“Does it?”
“Yes,” he said. “Did you have a plan to escape?”
A plan? Oh, yes. The rats. Half a plan at best.
But even as she thought it, the rest began to coalesce. Only one hitch, she was far too weak to accomplish it. Maybe Kaelan was right. Maybe she was dying.
“Magda?”
“Yes,” she croaked. “I had a plan.”
“Tell me.”
“It won’t work.”
“Let me decide that.”
In halting, too-short breaths, she explained it.
He was silent for a time after she finished talking. She drifted, skimming the edge of consciousness.
“Well, that might get one of us out,” he said.
His voice pulled her back to their dark, stinking cell. A mad thought flitted through her head. Why not tell Endreas where she’d sent Kirk? Then all of this could be over—one way or another. But who was she kidding? This would be over, and soon, if Kaelen was right.
“I don’t know who you are or why you’re here, but you should go,” she said.
“I would, believe me,” he said. “If I could communicate with the rats like you can, but I can’t.”
“I’m sorry. I don’t think I have it in me—”
“I can help you.”
A brittle laugh escaped her. “The last man who said that to me shoved an iron nail into my leg.”
“They haven’t fed me in days, Magda. We’re both going to die in here if we don’t do something. We... have to trust each other.”
Her eyelids resisted her attempts to keep them open. “I’m thirsty. I don’t think I’ve ever been so thirsty.”
“Focus, Magda. I don’t know when they’ll be back, or if they’re coming back. Obviously, they didn’t kill you, so they didn’t get what they wanted.”
“No...” She gave up. Her eyes closed and she began to sink into that quiet inner darkness.
“Magda.” Something hit her in the head.
“Ow.” She grimaced, snapping back to wakefulness.
“You can still feel pain, so you’re still alive. Can you come closer to me?”
A spark of fear flared up in her. “To the iron?”
“Yes, to the iron. And to me. Open your eyes. Look at me.”
With what felt like her last ounce of strength, she peeled back her eyelids and shifted her head.
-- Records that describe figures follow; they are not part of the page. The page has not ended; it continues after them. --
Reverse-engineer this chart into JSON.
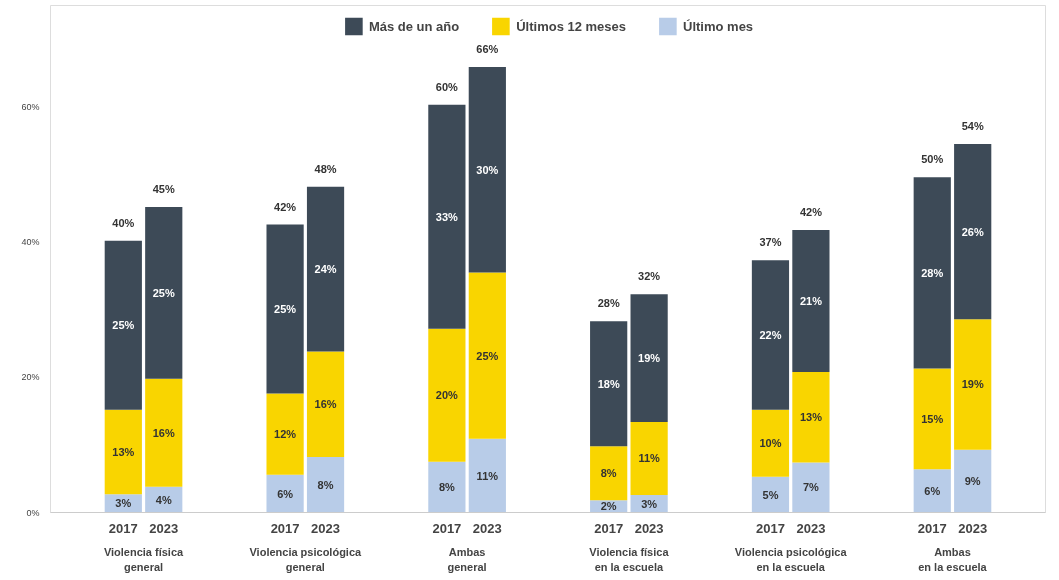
{
  "chart_data": {
    "type": "bar",
    "stacked": true,
    "categories": [
      "2017",
      "2023",
      "2017",
      "2023",
      "2017",
      "2023",
      "2017",
      "2023",
      "2017",
      "2023",
      "2017",
      "2023"
    ],
    "annotations": [
      "Violencia física\ngeneral",
      "Violencia psicológica\ngeneral",
      "Ambas\ngeneral",
      "Violencia física\nen la escuela",
      "Violencia psicológica\nen la escuela",
      "Ambas\nen la escuela"
    ],
    "series": [
      {
        "name": "Último mes",
        "color": "#b8cce8",
        "values": [
          2.7,
          3.8,
          5.6,
          8.2,
          7.5,
          10.9,
          1.8,
          2.6,
          5.3,
          7.4,
          6.4,
          9.3
        ],
        "value_labels": [
          "3%",
          "4%",
          "6%",
          "8%",
          "8%",
          "11%",
          "2%",
          "3%",
          "5%",
          "7%",
          "6%",
          "9%"
        ]
      },
      {
        "name": "Últimos 12 meses",
        "color": "#f9d500",
        "values": [
          12.5,
          16.0,
          12.0,
          15.6,
          19.7,
          24.6,
          8.0,
          10.8,
          9.9,
          13.4,
          14.9,
          19.3
        ],
        "value_labels": [
          "13%",
          "16%",
          "12%",
          "16%",
          "20%",
          "25%",
          "8%",
          "11%",
          "10%",
          "13%",
          "15%",
          "19%"
        ]
      },
      {
        "name": "Más de un año",
        "color": "#3d4a57",
        "values": [
          25.0,
          25.4,
          25.0,
          24.4,
          33.1,
          30.4,
          18.5,
          18.9,
          22.1,
          21.0,
          28.3,
          25.9
        ],
        "value_labels": [
          "25%",
          "25%",
          "25%",
          "24%",
          "33%",
          "30%",
          "18%",
          "19%",
          "22%",
          "21%",
          "28%",
          "26%"
        ]
      }
    ],
    "totals": [
      "40%",
      "45%",
      "42%",
      "48%",
      "60%",
      "66%",
      "28%",
      "32%",
      "37%",
      "42%",
      "50%",
      "54%"
    ],
    "ylim": [
      0,
      75
    ],
    "yticks": [
      {
        "value": 0,
        "label": "0%"
      },
      {
        "value": 20,
        "label": "20%"
      },
      {
        "value": 40,
        "label": "40%"
      },
      {
        "value": 60,
        "label": "60%"
      }
    ],
    "grid": false,
    "legend": "top"
  }
}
“Here,” he said. “I am here.”
Her neck protested, but finally, she found him. Through the film of exhaustion and the swaths of darkness hanging heavy around them a pair of vivid green eyes shone. Slowly, the rest of his face emerged. Something about it struck her as familiar—the upturned eyes under a straight, low brow, the steep elegant cheekbones. Yes, something was familiar, and yet, she didn’t know him. A face like that she would remember.